Однажды после охоты близ городка Болдино Владимирской губернии, имения Сушнева, Левитан и Кувшинникова вышли на незнакомую дорогу. Охотники заблудились. Был предосенний вечер, серенький, теплый. На огромную открытую равнину спустилась беспробудная тишина. Дорога тянулась белой, вытоптанной, обкатанной полосою к далекому, еле синеющему краю земли. Перелески, низкие кустарники, редкие высокие деревья, словно озирающие и сторожащие безмолвную равнину, кое-где обступили вечернюю дорогу. Вдали потихоньку ковыляли две старухи богомолки с сумками за плечами. Левитан и Кувшинникова присели у деревянного придорожного голубца с выцветшей иконкой. Поставленный в древние времена, никем не опекаемый более, голубец покосился, был ветхий, едва держался на одной ноге, крашенной когда-то прозеленью. Чем-то поэтическим, уютным, заботливым веет от таких неизвестно кем сооруженных дорожных вех. Левитан потрогал старое дерево, осторожно постучал по нему, и внутри голубца зашуршала, осыпаясь, гнилая труха. Исаак Ильич достал карандаш, бумаги не нашли в карманах ни Левитан, ни Кувшинникова.
— Разве вынуть из патрона и разгладить, — серьезно сказал Исаак Ильич. — Кажется, я делал пыжи из чистых клочков.
Софья Петровна засмеялась, подумала, просияла и полезла в сумочку с провиантом. Там оказался в продолговатой коробочке дамский надушенный носовой платок. Левитан нежно и благодарно взглянул на догадливую подругу. На двух сложенных вместе ягдташах с тетерками и утками Исаак Ильич разложил платок, Кувшинникова его подержала за концы, и карандаш быстро силуэтом зарисовал голубец.
— Все в кладовушку, — пошутила Софья Петровна, — хотя, наверно, и не понадобится этот дорожный пустяк.
— Места для него надо немного, — как будто даже обиженно заметил художник.
Они присмотрелись к чужому полю, куда еще никогда не забредали, глянули во все стороны и увидели вдали дуб и две ветлы у мостика через крохотную безымянную речку.
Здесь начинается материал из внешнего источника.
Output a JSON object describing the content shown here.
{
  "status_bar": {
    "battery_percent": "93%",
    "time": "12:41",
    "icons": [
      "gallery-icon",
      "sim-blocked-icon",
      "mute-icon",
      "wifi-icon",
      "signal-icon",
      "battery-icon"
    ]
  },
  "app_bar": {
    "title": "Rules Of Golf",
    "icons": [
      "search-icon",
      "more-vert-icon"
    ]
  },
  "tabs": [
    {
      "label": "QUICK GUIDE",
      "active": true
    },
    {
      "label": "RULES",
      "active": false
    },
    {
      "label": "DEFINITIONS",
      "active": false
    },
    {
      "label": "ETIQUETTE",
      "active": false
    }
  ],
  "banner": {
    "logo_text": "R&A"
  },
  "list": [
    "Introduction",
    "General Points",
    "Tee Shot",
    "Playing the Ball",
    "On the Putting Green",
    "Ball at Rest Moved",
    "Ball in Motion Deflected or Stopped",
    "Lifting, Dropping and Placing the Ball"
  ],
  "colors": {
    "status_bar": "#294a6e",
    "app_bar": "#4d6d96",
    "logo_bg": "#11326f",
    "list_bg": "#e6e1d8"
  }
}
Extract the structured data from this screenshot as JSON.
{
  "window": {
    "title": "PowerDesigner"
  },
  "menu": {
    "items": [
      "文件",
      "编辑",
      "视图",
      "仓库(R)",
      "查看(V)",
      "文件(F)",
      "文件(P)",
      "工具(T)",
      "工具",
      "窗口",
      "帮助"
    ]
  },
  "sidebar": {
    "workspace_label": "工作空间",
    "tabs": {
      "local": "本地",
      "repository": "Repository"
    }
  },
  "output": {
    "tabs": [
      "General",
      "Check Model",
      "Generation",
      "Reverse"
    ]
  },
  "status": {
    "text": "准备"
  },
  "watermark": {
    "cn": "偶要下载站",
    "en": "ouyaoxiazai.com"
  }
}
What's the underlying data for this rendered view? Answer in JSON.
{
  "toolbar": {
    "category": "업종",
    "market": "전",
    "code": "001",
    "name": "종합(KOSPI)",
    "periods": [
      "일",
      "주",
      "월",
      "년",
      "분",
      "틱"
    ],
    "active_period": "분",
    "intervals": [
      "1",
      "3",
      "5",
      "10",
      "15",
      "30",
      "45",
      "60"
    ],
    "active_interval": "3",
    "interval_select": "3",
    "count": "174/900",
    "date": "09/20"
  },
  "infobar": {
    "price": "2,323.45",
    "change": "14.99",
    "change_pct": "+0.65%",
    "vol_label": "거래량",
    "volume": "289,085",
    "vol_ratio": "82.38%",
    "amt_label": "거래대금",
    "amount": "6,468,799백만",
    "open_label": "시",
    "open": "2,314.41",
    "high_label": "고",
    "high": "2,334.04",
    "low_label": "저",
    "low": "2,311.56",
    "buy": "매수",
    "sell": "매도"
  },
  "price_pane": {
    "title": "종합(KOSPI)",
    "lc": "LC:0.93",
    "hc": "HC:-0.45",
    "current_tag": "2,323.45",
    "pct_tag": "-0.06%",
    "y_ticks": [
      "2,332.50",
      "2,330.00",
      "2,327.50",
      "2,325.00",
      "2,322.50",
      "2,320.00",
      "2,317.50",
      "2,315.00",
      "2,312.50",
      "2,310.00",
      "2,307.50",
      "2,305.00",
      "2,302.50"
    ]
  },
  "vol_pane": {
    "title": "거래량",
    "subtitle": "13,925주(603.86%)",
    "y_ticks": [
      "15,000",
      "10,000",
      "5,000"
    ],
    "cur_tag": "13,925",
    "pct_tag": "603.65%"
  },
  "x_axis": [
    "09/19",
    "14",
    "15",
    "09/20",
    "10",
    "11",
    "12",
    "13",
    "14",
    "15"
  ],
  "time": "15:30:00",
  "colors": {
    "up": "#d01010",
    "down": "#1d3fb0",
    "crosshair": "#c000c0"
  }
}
Отсюда шел проселок к Городку, почти до самого дома заблудившихся охотников. Они перестали беспокоиться. Охота дала много радостей, удовольствия, хороших минут. Левитан и Кувшинникова приятно устали. Надвигался вечер, но не хотелось вставать и снова идти. Спокойная, величественная равнина направо и налево, ненарушимая тишина на ней, теплынь, запах созревших хлебов и яблок, мягкие сумерки -все это действовало на душу, как убаюкивающая колыбельная, и природа казалась ласковой, уютной, прекрасной.
Левитан сидел, привалясь спиной к голубцу, и задумчиво следил за медленно удаляющимися богомолками.
— В природе, — вдруг ответил он собственным мыслям, — больше всего меня поражает великая, живая, я это чувствую, почти таинственная мудрость, бесконечная красота всего, потрясающие законы соотношения частей. Природа не терпит ничего безобразного. И его в ней нет. Посмотрите, рядом с нами ничего мертвого, все дышит, живет, понимает. Оно волнуется в бурю, зябнет в снегу, задумалось сейчас спокойным вечерком, отдыхает от солнца, ветров, гроз. Оно прилегло, как и мы... Сокровенная большая жизнь...
Богомолки шли и шли, подпираясь домодельными, деревенскими клюшками. Старухи становились меньше, словно с каждым шагом вперед убавлялись в росте, ноги у них уходили в землю. Рядом с перелеском богомолки походили на цаплей, что стоят по вечерам на отмелях как черные столбы. Дорога стала темнеть. Посуровели поля. Тихая вечерняя прелесть исчезла. Ее сменяло более резкое, строгое, грустное...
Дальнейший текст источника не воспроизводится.